Gordon and his team also made their own version of a Maine Peapod, a boat that dates back to the late 1860s, as well as an 1840s-era Sabot, a boat that can either be rowed, sailed or powered by a motor. All three of the boats are being sold in Guideboat’s shop and on its (soon-to-debut) online store.

To do Guideboat right, Gordon says he didn’t simply want to sell boats, but to build a retail environment around them.

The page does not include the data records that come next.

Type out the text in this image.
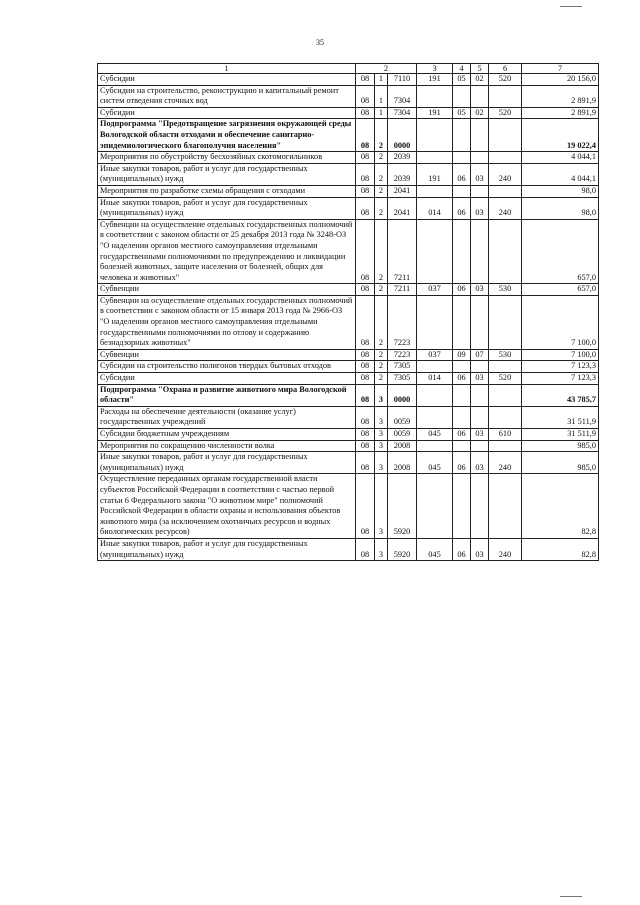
35
1	2			3	4	5	6	7
Субсидии	08	1	7110	191	05	02	520	20 156,0
Субсидии на строительство, реконструкцию и капитальный ремонт систем отведения сточных вод	08	1	7304					2 891,9
Субсидии	08	1	7304	191	05	02	520	2 891,9
Подпрограмма "Предотвращение загрязнения окружающей среды Вологодской области отходами и обеспечение санитарно-эпидемиологического благополучия населения"	08	2	0000					19 022,4
Мероприятия по обустройству бесхозяйных скотомогильников	08	2	2039					4 044,1
Иные закупки товаров, работ и услуг для государственных (муниципальных) нужд	08	2	2039	191	06	03	240	4 044,1
Мероприятия по разработке схемы обращения с отходами	08	2	2041					98,0
Иные закупки товаров, работ и услуг для государственных (муниципальных) нужд	08	2	2041	014	06	03	240	98,0
Субвенции на осуществление отдельных государственных полномочий в соответствии с законом области от 25 декабря 2013 года № 3248-ОЗ "О наделении органов местного самоуправления отдельными государственными полномочиями по предупреждению и ликвидации болезней животных, защите населения от болезней, общих для человека и животных"	08	2	7211					657,0
Субвенции	08	2	7211	037	06	03	530	657,0
Субвенции на осуществление отдельных государственных полномочий в соответствии с законом области от 15 января 2013 года № 2966-ОЗ "О наделении органов местного самоуправления отдельными государственными полномочиями по отлову и содержанию безнадзорных животных"	08	2	7223					7 100,0
Субвенции	08	2	7223	037	09	07	530	7 100,0
Субсидии на строительство полигонов твердых бытовых отходов	08	2	7305					7 123,3
Субсидии	08	2	7305	014	06	03	520	7 123,3
Подпрограмма "Охрана и развитие животного мира Вологодской области"	08	3	0000					43 785,7
Расходы на обеспечение деятельности (оказание услуг) государственных учреждений	08	3	0059					31 511,9
Субсидии бюджетным учреждениям	08	3	0059	045	06	03	610	31 511,9
Мероприятия по сокращению численности волка	08	3	2008					985,0
Иные закупки товаров, работ и услуг для государственных (муниципальных) нужд	08	3	2008	045	06	03	240	985,0
Осуществление переданных органам государственной власти субъектов Российской Федерации в соответствии с частью первой статьи 6 Федерального закона "О животном мире" полномочий Российской Федерации в области охраны и использования объектов животного мира (за исключением охотничьих ресурсов и водных биологических ресурсов)	08	3	5920					82,8
Иные закупки товаров, работ и услуг для государственных (муниципальных) нужд	08	3	5920	045	06	03	240	82,8
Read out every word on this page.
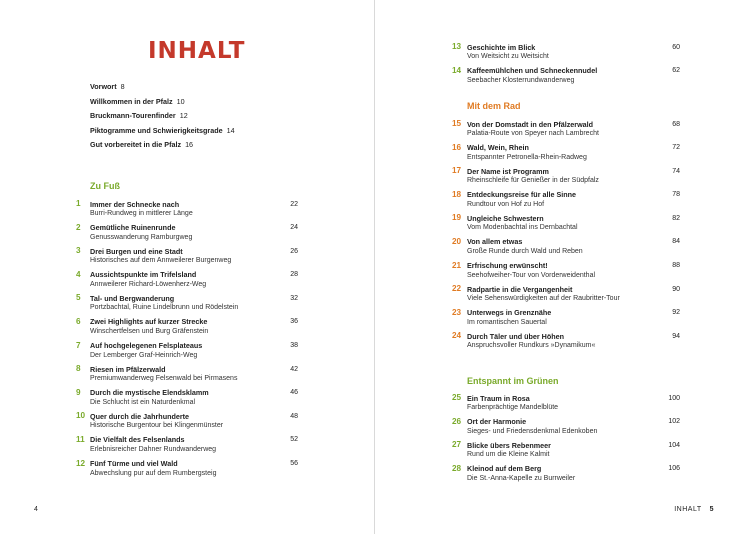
INHALT
Vorwort 8
Willkommen in der Pfalz 10
Bruckmann-Tourenfinder 12
Piktogramme und Schwierigkeitsgrade 14
Gut vorbereitet in die Pfalz 16
Zu Fuß
1 Immer der Schnecke nach
Burri-Rundweg in mittlerer Länge
22
2 Gemütliche Ruinenrunde
Genusswanderung Ramburgweg
24
3 Drei Burgen und eine Stadt
Historisches auf dem Annweilerer Burgenweg
26
4 Aussichtspunkte im Trifelsland
Annweilerer Richard-Löwenherz-Weg
28
5 Tal- und Bergwanderung
Portzbachtal, Ruine Lindelbrunn und Rödelstein
32
6 Zwei Highlights auf kurzer Strecke
Winschertfelsen und Burg Gräfenstein
36
7 Auf hochgelegenen Felsplateaus
Der Lemberger Graf-Heinrich-Weg
38
8 Riesen im Pfälzerwald
Premiumwanderweg Felsenwald bei Pirmasens
42
9 Durch die mystische Elendsklamm
Die Schlucht ist ein Naturdenkmal
46
10 Quer durch die Jahrhunderte
Historische Burgentour bei Klingenmünster
48
11 Die Vielfalt des Felsenlands
Erlebnisreicher Dahner Rundwanderweg
52
12 Fünf Türme und viel Wald
Abwechslung pur auf dem Rumbergsteig
56
4
13 Geschichte im Blick
Von Weitsicht zu Weitsicht
60
14 Kaffeemühlchen und Schneckennudel
Seebacher Klosterrundwanderweg
62
Mit dem Rad
15 Von der Domstadt in den Pfälzerwald
Palatia-Route von Speyer nach Lambrecht
68
16 Wald, Wein, Rhein
Entspannter Petronella-Rhein-Radweg
72
17 Der Name ist Programm
Rheinschleife für Genießer in der Südpfalz
74
18 Entdeckungsreise für alle Sinne
Rundtour von Hof zu Hof
78
19 Ungleiche Schwestern
Vom Modenbachtal ins Dernbachtal
82
20 Von allem etwas
Große Runde durch Wald und Reben
84
21 Erfrischung erwünscht!
Seehofweiher-Tour von Vorderweidenthal
88
22 Radpartie in die Vergangenheit
Viele Sehenswürdigkeiten auf der Raubritter-Tour
90
23 Unterwegs in Grenznähe
Im romantischen Sauertal
92
24 Durch Täler und über Höhen
Anspruchsvoller Rundkurs »Dynamikum«
94
Entspannt im Grünen
25 Ein Traum in Rosa
Farbenprächtige Mandelblüte
100
26 Ort der Harmonie
Sieges- und Friedensdenkmal Edenkoben
102
27 Blicke übers Rebenmeer
Rund um die Kleine Kalmit
104
28 Kleinod auf dem Berg
Die St.-Anna-Kapelle zu Burrweiler
106
INHALT 5
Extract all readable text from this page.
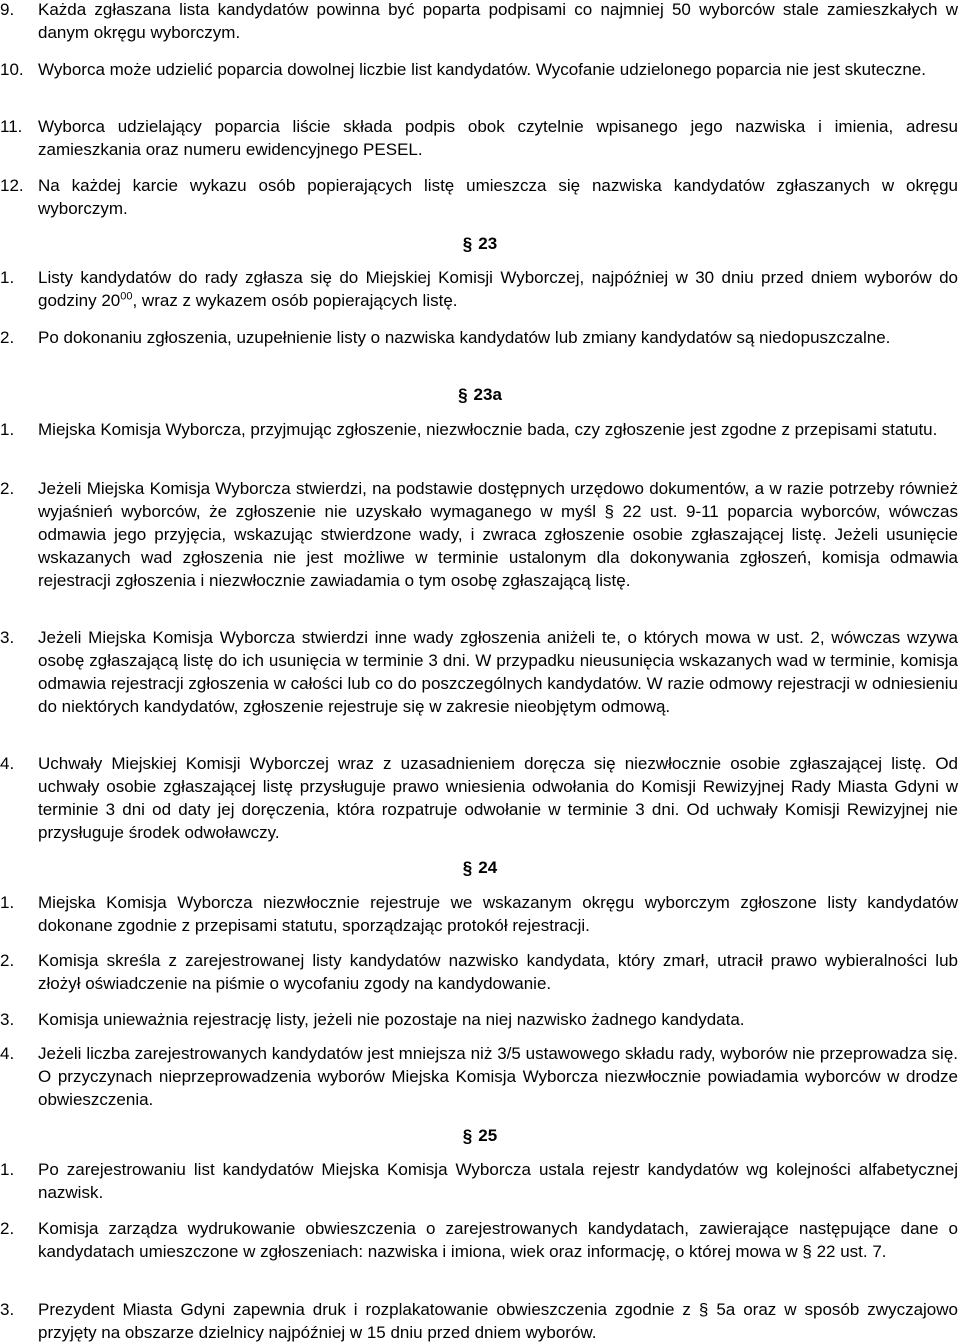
9. Każda zgłaszana lista kandydatów powinna być poparta podpisami co najmniej 50 wyborców stale zamieszkałych w danym okręgu wyborczym.
10. Wyborca może udzielić poparcia dowolnej liczbie list kandydatów. Wycofanie udzielonego poparcia nie jest skuteczne.
11. Wyborca udzielający poparcia liście składa podpis obok czytelnie wpisanego jego nazwiska i imienia, adresu zamieszkania oraz numeru ewidencyjnego PESEL.
12. Na każdej karcie wykazu osób popierających listę umieszcza się nazwiska kandydatów zgłaszanych w okręgu wyborczym.
§ 23
1. Listy kandydatów do rady zgłasza się do Miejskiej Komisji Wyborczej, najpóźniej w 30 dniu przed dniem wyborów do godziny $20^{00}$, wraz z wykazem osób popierających listę.
2. Po dokonaniu zgłoszenia, uzupełnienie listy o nazwiska kandydatów lub zmiany kandydatów są niedopuszczalne.
§ 23a
1. Miejska Komisja Wyborcza, przyjmując zgłoszenie, niezwłocznie bada, czy zgłoszenie jest zgodne z przepisami statutu.
2. Jeżeli Miejska Komisja Wyborcza stwierdzi, na podstawie dostępnych urzędowo dokumentów, a w razie potrzeby również wyjaśnień wyborców, że zgłoszenie nie uzyskało wymaganego w myśl § 22 ust. 9-11 poparcia wyborców, wówczas odmawia jego przyjęcia, wskazując stwierdzone wady, i zwraca zgłoszenie osobie zgłaszającej listę. Jeżeli usunięcie wskazanych wad zgłoszenia nie jest możliwe w terminie ustalonym dla dokonywania zgłoszeń, komisja odmawia rejestracji zgłoszenia i niezwłocznie zawiadamia o tym osobę zgłaszającą listę.
3. Jeżeli Miejska Komisja Wyborcza stwierdzi inne wady zgłoszenia aniżeli te, o których mowa w ust. 2, wówczas wzywa osobę zgłaszającą listę do ich usunięcia w terminie 3 dni. W przypadku nieusunięcia wskazanych wad w terminie, komisja odmawia rejestracji zgłoszenia w całości lub co do poszczególnych kandydatów. W razie odmowy rejestracji w odniesieniu do niektórych kandydatów, zgłoszenie rejestruje się w zakresie nieobjętym odmową.
4. Uchwały Miejskiej Komisji Wyborczej wraz z uzasadnieniem doręcza się niezwłocznie osobie zgłaszającej listę. Od uchwały osobie zgłaszającej listę przysługuje prawo wniesienia odwołania do Komisji Rewizyjnej Rady Miasta Gdyni w terminie 3 dni od daty jej doręczenia, która rozpatruje odwołanie w terminie 3 dni. Od uchwały Komisji Rewizyjnej nie przysługuje środek odwoławczy.
§ 24
1. Miejska Komisja Wyborcza niezwłocznie rejestruje we wskazanym okręgu wyborczym zgłoszone listy kandydatów dokonane zgodnie z przepisami statutu, sporządzając protokół rejestracji.
2. Komisja skreśla z zarejestrowanej listy kandydatów nazwisko kandydata, który zmarł, utracił prawo wybieralności lub złożył oświadczenie na piśmie o wycofaniu zgody na kandydowanie.
3. Komisja unieważnia rejestrację listy, jeżeli nie pozostaje na niej nazwisko żadnego kandydata.
4. Jeżeli liczba zarejestrowanych kandydatów jest mniejsza niż 3/5 ustawowego składu rady, wyborów nie przeprowadza się. O przyczynach nieprzeprowadzenia wyborów Miejska Komisja Wyborcza niezwłocznie powiadamia wyborców w drodze obwieszczenia.
§ 25
1. Po zarejestrowaniu list kandydatów Miejska Komisja Wyborcza ustala rejestr kandydatów wg kolejności alfabetycznej nazwisk.
2. Komisja zarządza wydrukowanie obwieszczenia o zarejestrowanych kandydatach, zawierające następujące dane o kandydatach umieszczone w zgłoszeniach: nazwiska i imiona, wiek oraz informację, o której mowa w § 22 ust. 7.
3. Prezydent Miasta Gdyni zapewnia druk i rozplakatowanie obwieszczenia zgodnie z § 5a oraz w sposób zwyczajowo przyjęty na obszarze dzielnicy najpóźniej w 15 dniu przed dniem wyborów.
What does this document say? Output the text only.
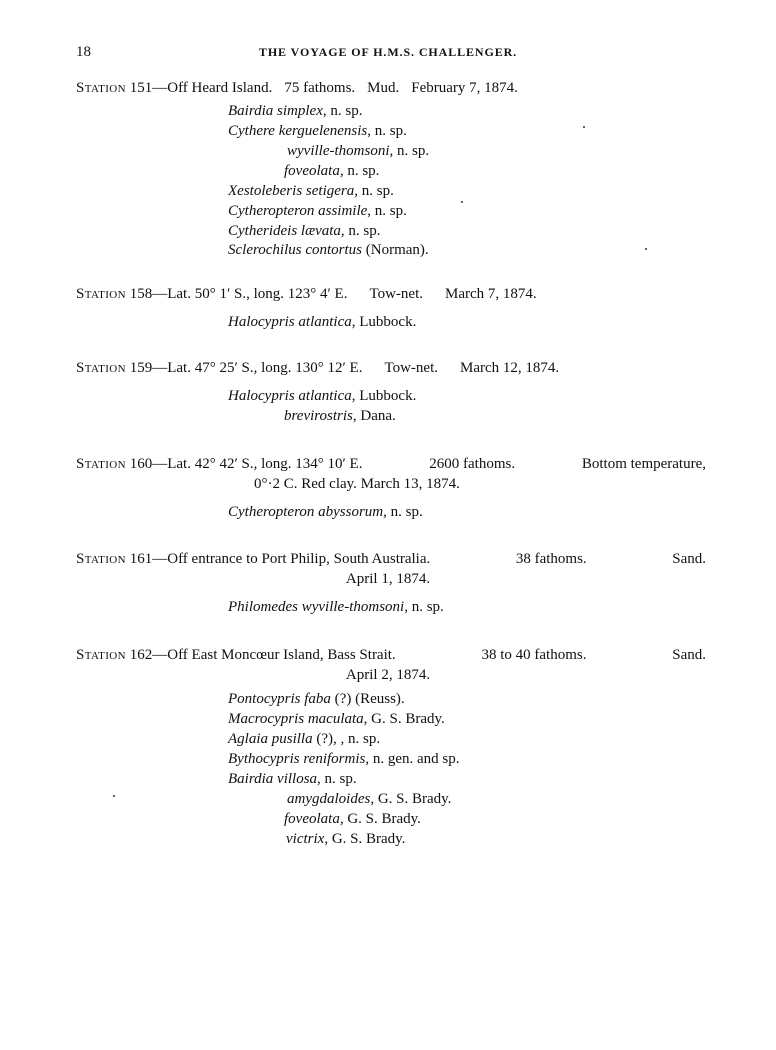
18	THE VOYAGE OF H.M.S. CHALLENGER.
Station 151—Off Heard Island. 75 fathoms. Mud. February 7, 1874.
Bairdia simplex, n. sp.
Cythere kerguelenensis, n. sp.
wyville-thomsoni, n. sp.
foveolata, n. sp.
Xestoleberis setigera, n. sp.
Cytheropteron assimile, n. sp.
Cytherideis lævata, n. sp.
Sclerochilus contortus (Norman).
Station 158—Lat. 50° 1′ S., long. 123° 4′ E. Tow-net. March 7, 1874.
Halocypris atlantica, Lubbock.
Station 159—Lat. 47° 25′ S., long. 130° 12′ E. Tow-net. March 12, 1874.
Halocypris atlantica, Lubbock.
brevirostris, Dana.
Station 160—Lat. 42° 42′ S., long. 134° 10′ E.	2600 fathoms.	Bottom temperature,
0°·2 C. Red clay. March 13, 1874.
Cytheropteron abyssorum, n. sp.
Station 161—Off entrance to Port Philip, South Australia.	38 fathoms.	Sand.
April 1, 1874.
Philomedes wyville-thomsoni, n. sp.
Station 162—Off East Moncœur Island, Bass Strait.	38 to 40 fathoms.	Sand.
April 2, 1874.
Pontocypris faba (?) (Reuss).
Macrocypris maculata, G. S. Brady.
Aglaia pusilla (?), , n. sp.
Bythocypris reniformis, n. gen. and sp.
Bairdia villosa, n. sp.
amygdaloides, G. S. Brady.
foveolata, G. S. Brady.
victrix, G. S. Brady.
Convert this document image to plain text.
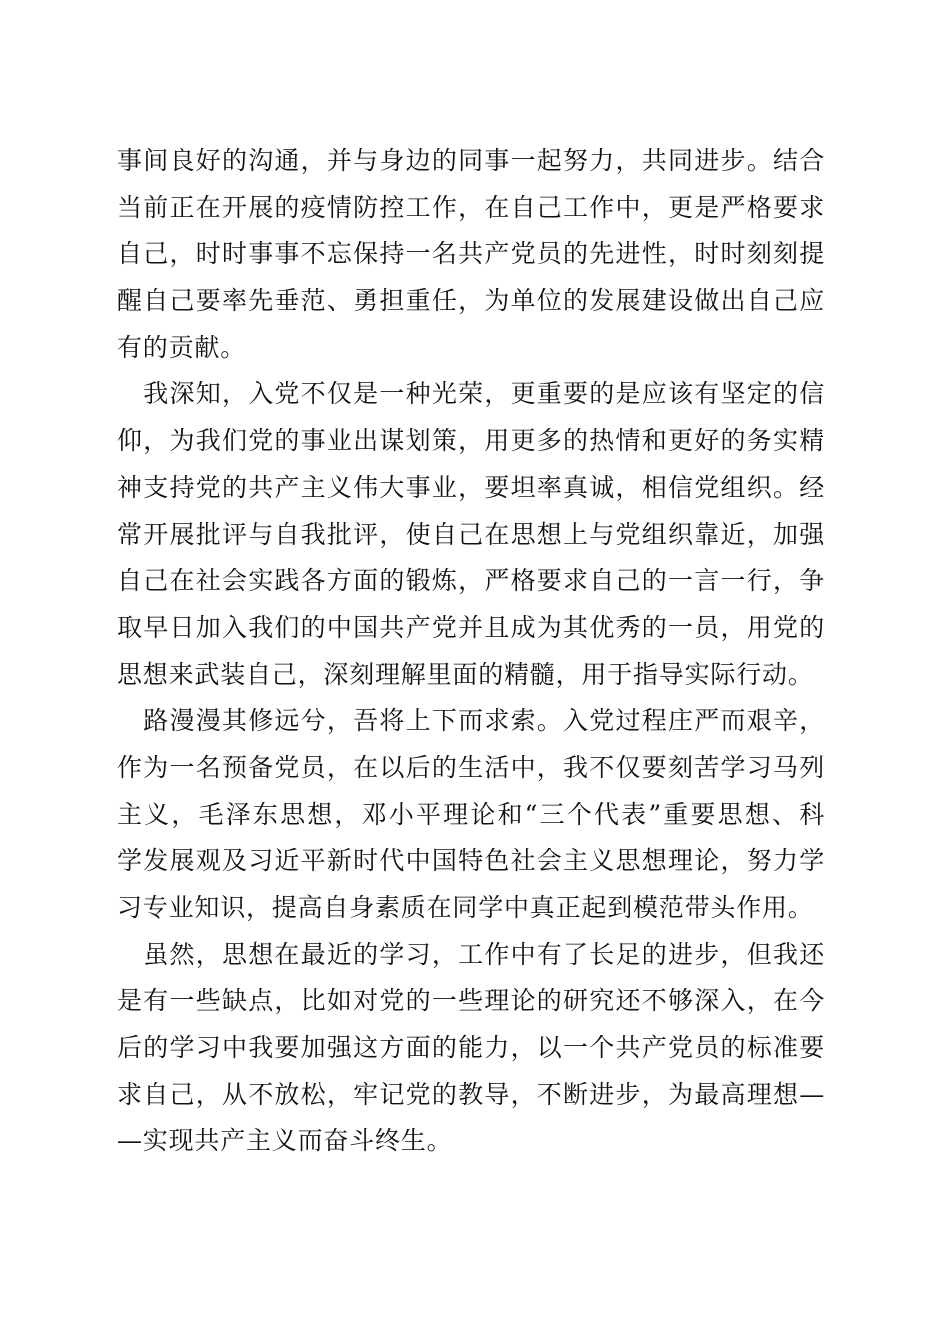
事间良好的沟通，并与身边的同事一起努力，共同进步。结合
当前正在开展的疫情防控工作，在自己工作中，更是严格要求
自己，时时事事不忘保持一名共产党员的先进性，时时刻刻提
醒自己要率先垂范、勇担重任，为单位的发展建设做出自己应
有的贡献。
　我深知，入党不仅是一种光荣，更重要的是应该有坚定的信
仰，为我们党的事业出谋划策，用更多的热情和更好的务实精
神支持党的共产主义伟大事业，要坦率真诚，相信党组织。经
常开展批评与自我批评，使自己在思想上与党组织靠近，加强
自己在社会实践各方面的锻炼，严格要求自己的一言一行，争
取早日加入我们的中国共产党并且成为其优秀的一员，用党的
思想来武装自己，深刻理解里面的精髓，用于指导实际行动。
　路漫漫其修远兮，吾将上下而求索。入党过程庄严而艰辛，
作为一名预备党员，在以后的生活中，我不仅要刻苦学习马列
主义，毛泽东思想，邓小平理论和“三个代表”重要思想、科
学发展观及习近平新时代中国特色社会主义思想理论，努力学
习专业知识，提高自身素质在同学中真正起到模范带头作用。
　虽然，思想在最近的学习，工作中有了长足的进步，但我还
是有一些缺点，比如对党的一些理论的研究还不够深入，在今
后的学习中我要加强这方面的能力，以一个共产党员的标准要
求自己，从不放松，牢记党的教导，不断进步，为最高理想—
—实现共产主义而奋斗终生。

That is, to create an experience wholly immersed in the Adirondack culture that inspired him.

“I decided to surround the boats with men’s and women’s apparel and accessories and took the kind of approach I did with Restoration Hardware,” he says. “Not everyone would want to buy a boat, but the boats are the center of the business - it’s not like Orbis hanging a canoe in their retail shop.”

More than 90 percent of Guideboat’s nearly 1,200 products were manufactured in the U.S. or Europe, according to Gordon, in an effort to maintain the products' ties to their place of origin. “If a hunting jacket came from France, that’s where our hunting jacket is made,” he says.

As Gordon and his team built Guideboat from scratch, his relationship with Matt Mathews evolved from landlord-tenant to partners. As Mathews dug into his efforts to retrofit and renovate the buildings on the 121-year-old property, he leaned on Gordon for the design of the interior spaces. The result in the mercantile building is a space that feels significantly larger and brighter than its predecessor, Mathews says.

“This whole thing has worked out really well,” he says.

The Mathews family’s renovation of the property they bought a year ago continues, and Mathews eventually must go to City Hall with a Planned Unit Development (PUD) application if he hopes to ink a deal with any non-retail tenants such as a restaurant or a café.

For now, Gordon says he’s thrilled with the results of their collaboration to date, and he hopes the community flocks to the transformation of the Mill Valley Lumber Yard. He says his instincts say that people will be drawn to a new business focused squarely on the boats, culture and apparel he’s been so inspired by his whole life.

“I trust my gut,” he says.

The 411: Guideboat Co. is located at 129 Miller Ave. in the mercantile building at the northeast corner of the property.